Aunque nos duela



La negación de las violaciones a los Derechos Humanos, o incluso su justificación o relativización, es una conducta miserable, que denota la ausencia de toda humanidad y civilidad, lo que a veces nos impulsa a censurarla o castigarla. Sin embargo, por varias razones difiero, en la forma y fondo, del texto aprobado en la comisión de Derechos Humanos de la Cámara de Diputados, que tipifica "el negacionismo" como un delito con penas privativas de libertad.

Primero, porque pone en cuestión una de las conquistas civilizatorias más significativas de toda democracia, al limitar o condicionar la libertad de expresión, pilar esencial de todo debate sano y vigoroso. Los "derechos en sentido fuerte" -nos recuerda Dworkin- son una carta de triunfo de las minorías frente a las mayorías, para que justamente no se confunda la validez de una opinión con, cosa muy distinta, el que la consideramos valiosa o decente.

Segundo, porque si bien la libertad de expresión reconoce ciertos límites, como es el caso de la dignidad humana, resulta controvertido que la delimitación de ésta quede en manos de una mayoría política circunstancial. La reducción de ciertos tipos de libertad por la exigencia de que se cumpla con la "conciencia común" -como lo denomina Durkheim- podría ser un pequeño problema cuando determinadas normas son compartidas por toda la sociedad. Sin embargo, no es éste el caso, ya que justamente asistimos a un acalorado y dividido debate sobre la memoria histórica del país.

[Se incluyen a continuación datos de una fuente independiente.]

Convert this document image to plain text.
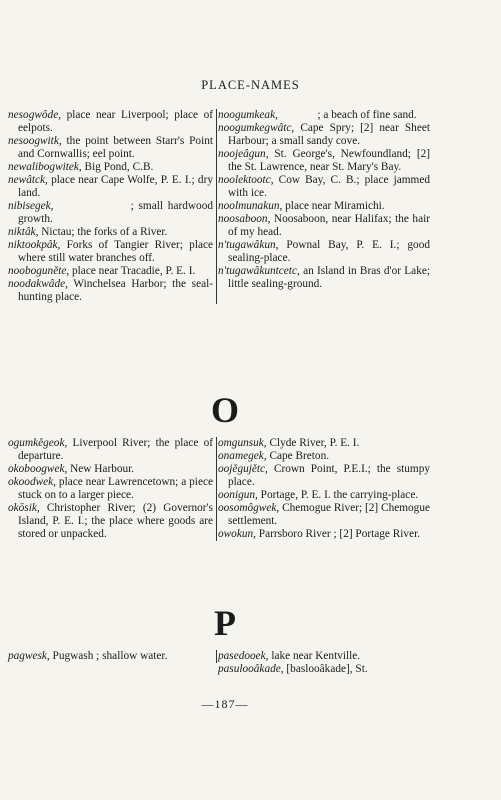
PLACE-NAMES
nesogwôde, place near Liverpool; place of eelpots.
nesoogwitk, the point between Starr's Point and Cornwallis; eel point.
newalibogwitek, Big Pond, C.B.
newâtck, place near Cape Wolfe, P. E. I.; dry land.
nibisegek,                ; small hardwood growth.
niktâk, Nictau; the forks of a River.
niktookpâk, Forks of Tangier River; place where still water branches off.
nooboguněte, place near Tracadie, P. E. I.
noodakwâde, Winchelsea Harbor; the seal-hunting place.
noogumkeak,              ; a beach of fine sand.
noogumkegwâtc, Cape Spry; [2] near Sheet Harbour; a small sandy cove.
noojeâgun, St. George's, Newfoundland; [2] the St. Lawrence, near St. Mary's Bay.
noolektootc, Cow Bay, C. B.; place jammed with ice.
noolmunakun, place near Miramichi.
noosaboon, Noosaboon, near Halifax; the hair of my head.
n'tugawâkun, Pownal Bay, P. E. I.; good sealing-place.
n'tugawâkuntcetc, an Island in Bras d'or Lake; little sealing-ground.
O
ogumkěgeok, Liverpool River; the place of departure.
okoboogwek, New Harbour.
okoodwek, place near Lawrencetown; a piece stuck on to a larger piece.
okōsik, Christopher River; (2) Governor's Island, P. E. I.; the place where goods are stored or unpacked.
omgunsuk, Clyde River, P. E. I.
onamegek, Cape Breton.
oojěgujětc, Crown Point, P.E.I.; the stumpy place.
oonigun, Portage, P. E. I. the carrying-place.
oosomôgwek, Chemogue River; [2] Chemogue settlement.
owokun, Parrsboro River ; [2] Portage River.
P
pagwesk, Pugwash ; shallow water.	pasedooek, lake near Kentville.
pasulooâkade, [baslooâkade], St.
—187—
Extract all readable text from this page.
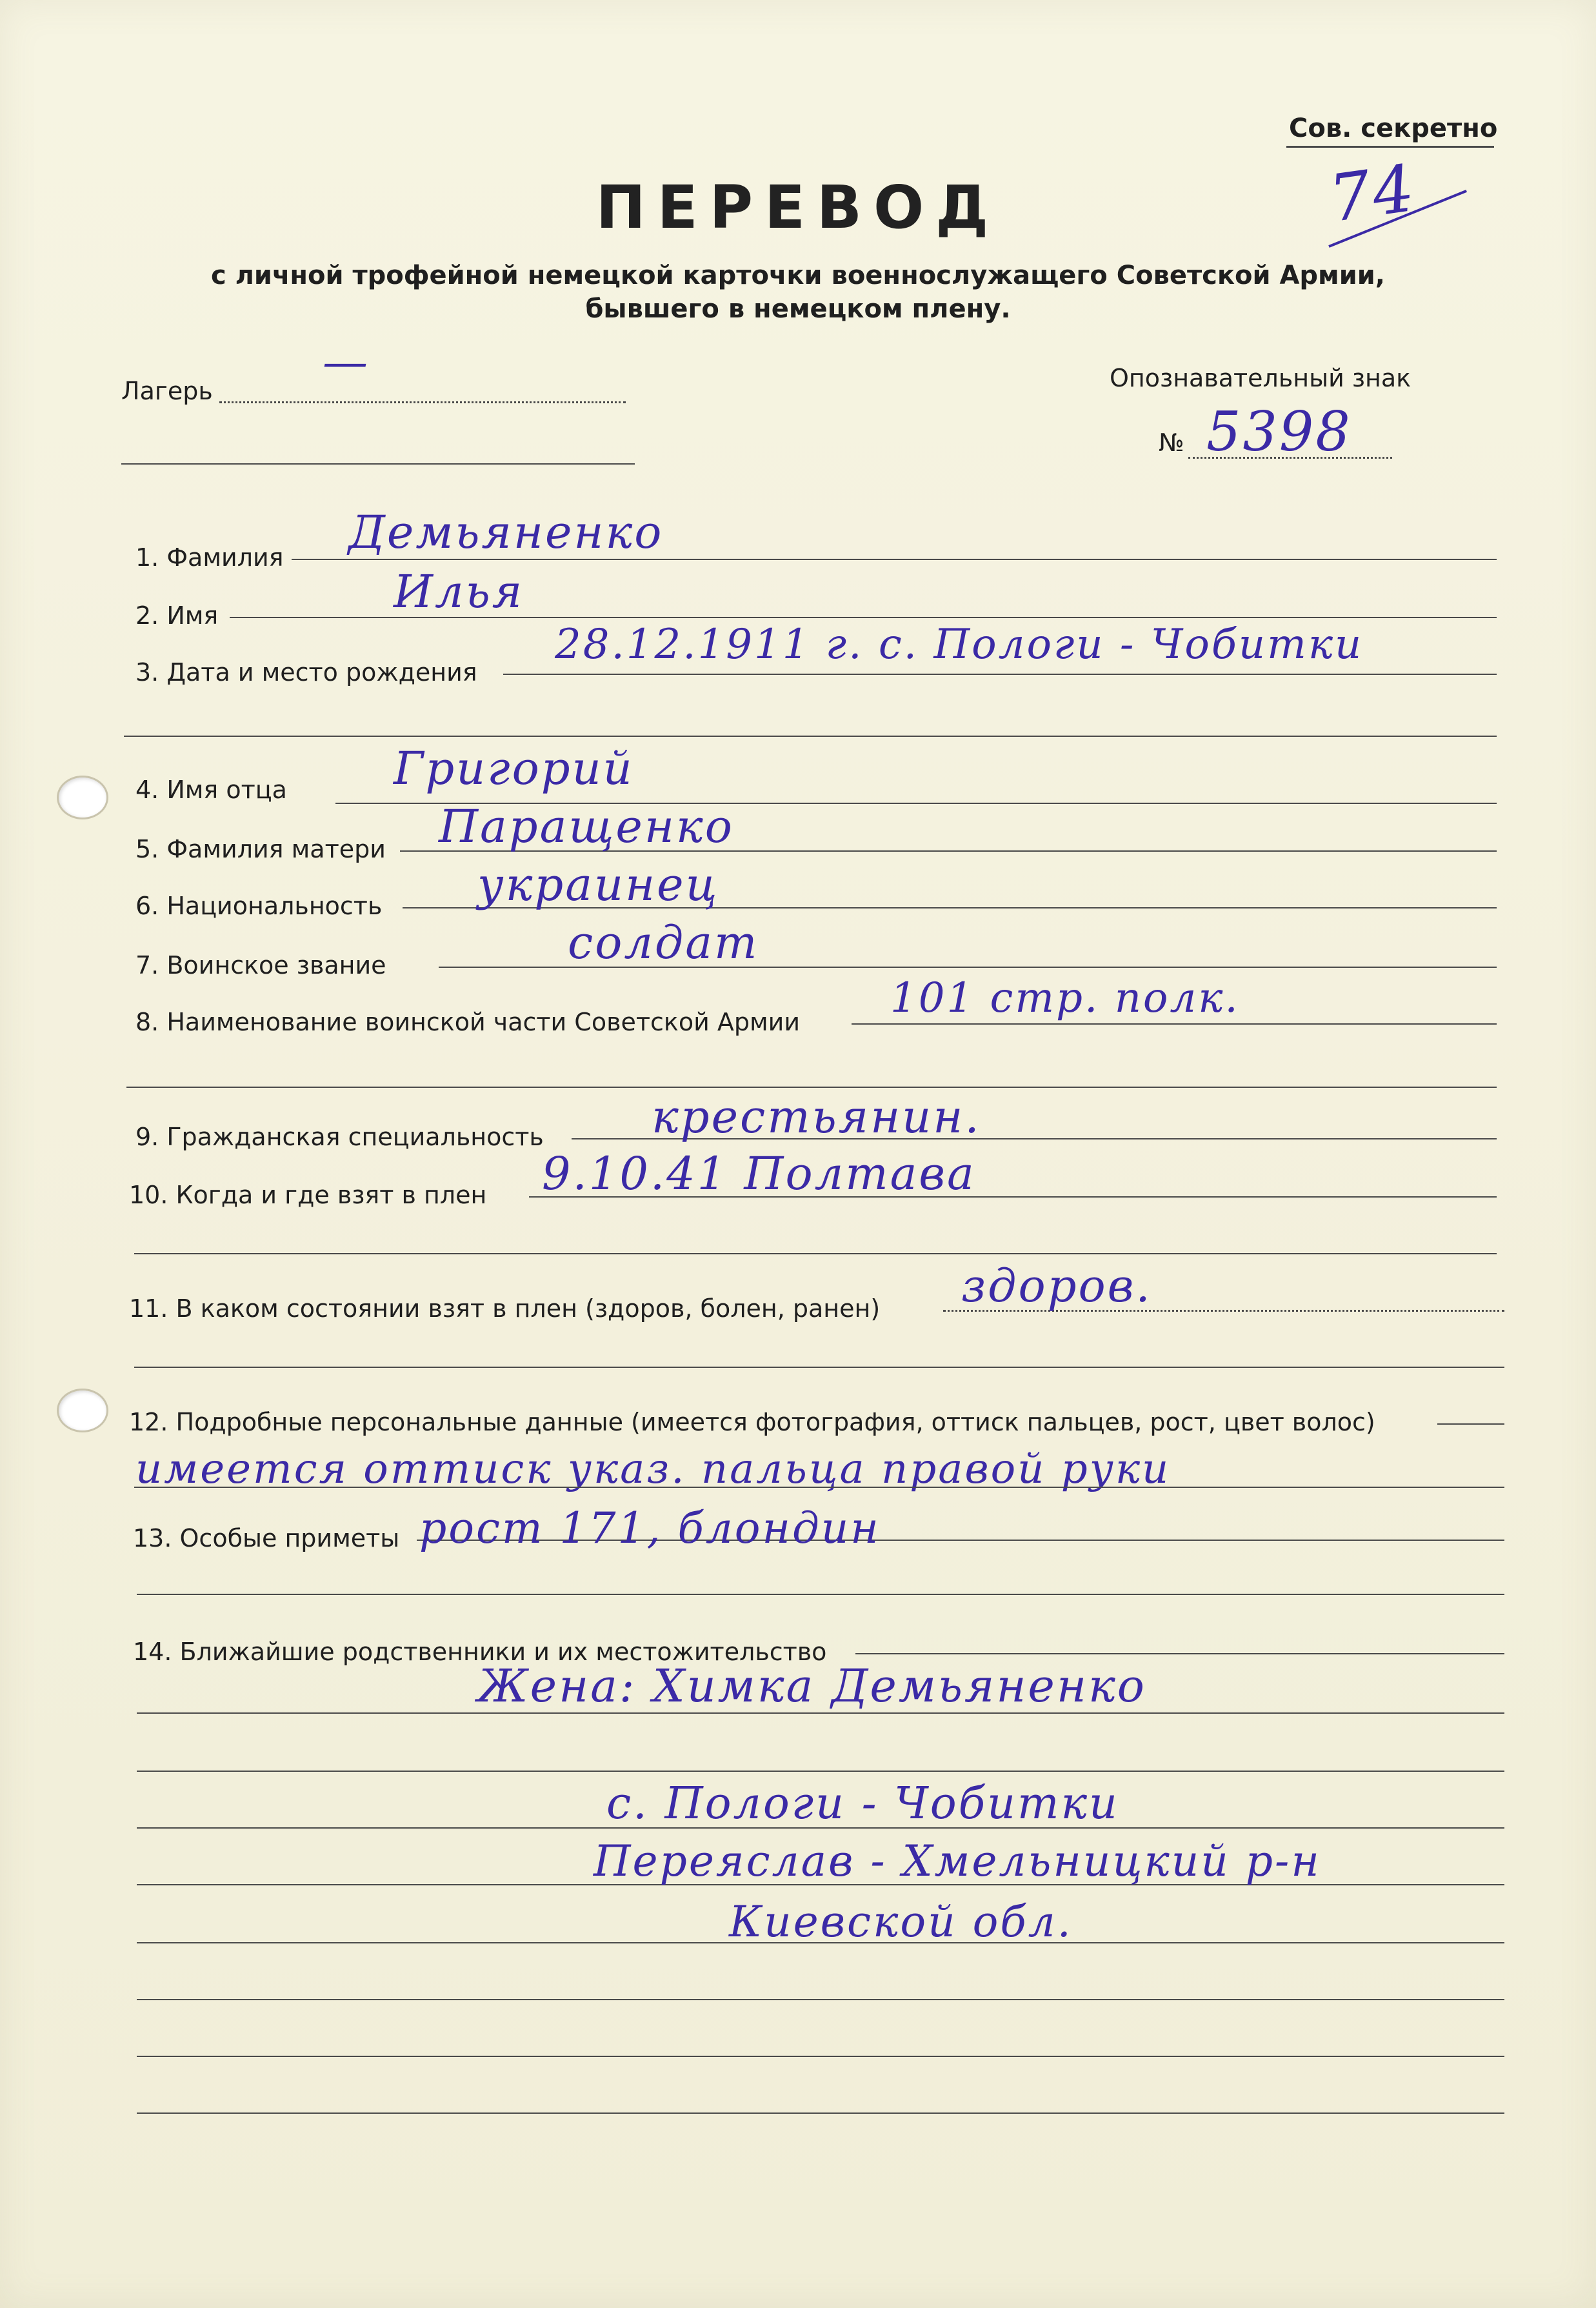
Сов. секретно
74
ПЕРЕВОД
с личной трофейной немецкой карточки военнослужащего Советской Армии,
бывшего в немецком плену.
Лагерь
—	Опознавательный знак
№ 5398
1. Фамилия Демьяненко
2. Имя	Илья
3. Дата и место рождения
28.12.1911 г. с. Пологи - Чобитки
4. Имя отца Григорий
5. Фамилия матери Паращенко
6. Национальность украинец
7. Воинское звание	солдат
8. Наименование воинской части Советской Армии 101 стр. полк.
9. Гражданская специальность крестьянин.
10. Когда и где взят в плен 9.10.41 Полтава
11. В каком состоянии взят в плен (здоров, болен, ранен) здоров.
12. Подробные персональные данные (имеется фотография, оттиск пальцев, рост, цвет волос)
имеется оттиск указ. пальца правой руки
13. Особые приметы рост 171, блондин
14. Ближайшие родственники и их местожительство
Жена: Химка Демьяненко
с. Пологи - Чобитки
Переяслав - Хмельницкий р-н
Киевской обл.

Tercero, porque contrario a lo perseguido por los impulsores de este proyecto, la iniciativa podría terminar devaluando el discurso sobre los DD.HH. Por una parte, y pese a todo lo que creamos con gran convicción y certeza, a menos que se le cuestione y problematice, podríamos terminar sosteniéndolo a manera de un prejuicio, es decir con poca comprensión o sentimiento de sus fundamentos racionales. Por la otra, el silenciar ciertas opiniones solo contribuirá a victimizar a las personas o grupos que las promueven, ensalzando tales argumentos, a sus voceros y generando la sospecha de que no somos capaces de enfrentarlos en un espacio donde no debería haber más fuerza que la que importan los propios argumentos.

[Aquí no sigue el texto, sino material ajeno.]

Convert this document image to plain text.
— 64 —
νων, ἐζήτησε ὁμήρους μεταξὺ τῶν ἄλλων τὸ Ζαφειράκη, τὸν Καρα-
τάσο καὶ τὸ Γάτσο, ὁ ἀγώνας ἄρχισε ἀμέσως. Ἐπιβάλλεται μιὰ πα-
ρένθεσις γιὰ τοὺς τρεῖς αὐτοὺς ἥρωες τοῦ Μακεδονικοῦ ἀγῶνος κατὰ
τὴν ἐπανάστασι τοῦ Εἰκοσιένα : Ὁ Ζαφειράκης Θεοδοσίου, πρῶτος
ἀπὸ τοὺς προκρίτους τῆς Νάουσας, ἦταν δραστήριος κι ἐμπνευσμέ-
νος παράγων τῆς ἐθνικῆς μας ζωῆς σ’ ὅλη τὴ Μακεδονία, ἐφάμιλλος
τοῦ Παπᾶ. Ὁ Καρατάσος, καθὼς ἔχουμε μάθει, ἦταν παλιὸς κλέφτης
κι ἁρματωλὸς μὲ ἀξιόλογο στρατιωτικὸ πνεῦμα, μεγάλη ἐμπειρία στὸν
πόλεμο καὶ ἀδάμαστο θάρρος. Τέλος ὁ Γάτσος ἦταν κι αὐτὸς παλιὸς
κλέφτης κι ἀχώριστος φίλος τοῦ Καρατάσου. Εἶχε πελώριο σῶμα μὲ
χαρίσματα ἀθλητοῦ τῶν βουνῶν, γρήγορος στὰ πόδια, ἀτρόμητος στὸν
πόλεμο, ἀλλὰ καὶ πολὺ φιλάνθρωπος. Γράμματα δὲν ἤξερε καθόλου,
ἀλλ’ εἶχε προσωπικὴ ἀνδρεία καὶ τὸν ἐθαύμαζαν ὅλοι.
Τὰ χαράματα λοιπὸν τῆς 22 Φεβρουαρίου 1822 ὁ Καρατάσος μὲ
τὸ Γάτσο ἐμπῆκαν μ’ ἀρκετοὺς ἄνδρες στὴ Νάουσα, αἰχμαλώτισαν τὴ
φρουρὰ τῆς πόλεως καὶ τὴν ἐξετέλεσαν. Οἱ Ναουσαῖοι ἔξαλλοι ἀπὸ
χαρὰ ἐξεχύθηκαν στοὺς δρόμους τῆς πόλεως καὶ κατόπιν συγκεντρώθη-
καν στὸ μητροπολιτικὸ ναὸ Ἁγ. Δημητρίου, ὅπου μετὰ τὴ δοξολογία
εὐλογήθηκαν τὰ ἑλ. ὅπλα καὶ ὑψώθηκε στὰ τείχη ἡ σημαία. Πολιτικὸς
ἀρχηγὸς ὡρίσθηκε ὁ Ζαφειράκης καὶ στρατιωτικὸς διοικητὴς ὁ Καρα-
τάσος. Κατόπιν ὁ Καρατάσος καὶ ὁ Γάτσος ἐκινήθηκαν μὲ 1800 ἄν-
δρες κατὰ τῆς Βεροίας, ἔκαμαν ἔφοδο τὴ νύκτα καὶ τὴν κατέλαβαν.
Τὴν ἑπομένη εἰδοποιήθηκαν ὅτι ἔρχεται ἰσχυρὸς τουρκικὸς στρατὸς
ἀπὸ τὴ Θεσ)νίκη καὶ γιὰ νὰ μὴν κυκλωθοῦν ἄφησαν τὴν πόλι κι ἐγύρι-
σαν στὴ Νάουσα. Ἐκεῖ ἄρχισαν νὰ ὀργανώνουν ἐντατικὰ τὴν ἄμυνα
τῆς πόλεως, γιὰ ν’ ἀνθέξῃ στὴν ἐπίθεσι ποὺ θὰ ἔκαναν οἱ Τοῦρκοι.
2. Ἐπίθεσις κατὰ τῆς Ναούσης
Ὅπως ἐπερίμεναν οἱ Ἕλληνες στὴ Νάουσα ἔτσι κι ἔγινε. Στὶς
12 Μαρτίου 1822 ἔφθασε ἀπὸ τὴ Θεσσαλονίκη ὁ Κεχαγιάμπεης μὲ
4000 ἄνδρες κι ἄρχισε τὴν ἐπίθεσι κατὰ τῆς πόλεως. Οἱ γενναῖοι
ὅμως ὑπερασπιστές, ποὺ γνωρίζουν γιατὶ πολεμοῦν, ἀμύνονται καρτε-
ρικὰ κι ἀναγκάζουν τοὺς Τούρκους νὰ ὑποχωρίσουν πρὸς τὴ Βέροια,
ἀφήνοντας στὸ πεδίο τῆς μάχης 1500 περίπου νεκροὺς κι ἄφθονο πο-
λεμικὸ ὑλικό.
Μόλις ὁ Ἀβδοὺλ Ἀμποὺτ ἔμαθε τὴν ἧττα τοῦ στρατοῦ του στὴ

Cuarto, porque como ciudadano no quiero entregarle a la autoridad la posibilidad de que, según su contingente criterio, castigue toda opinión u "acto de persona o grupo destinado a propagar doctrinas que atenten contra" nuestras convicciones más profundas, aun cuando "propugnen la violencia o una concepción de la sociedad, del Estado o del orden jurídico… contrario al ordenamiento institucional de la República". (Las frases entre comillas son del antiguo artículo 8vo de la Constitución de 1980).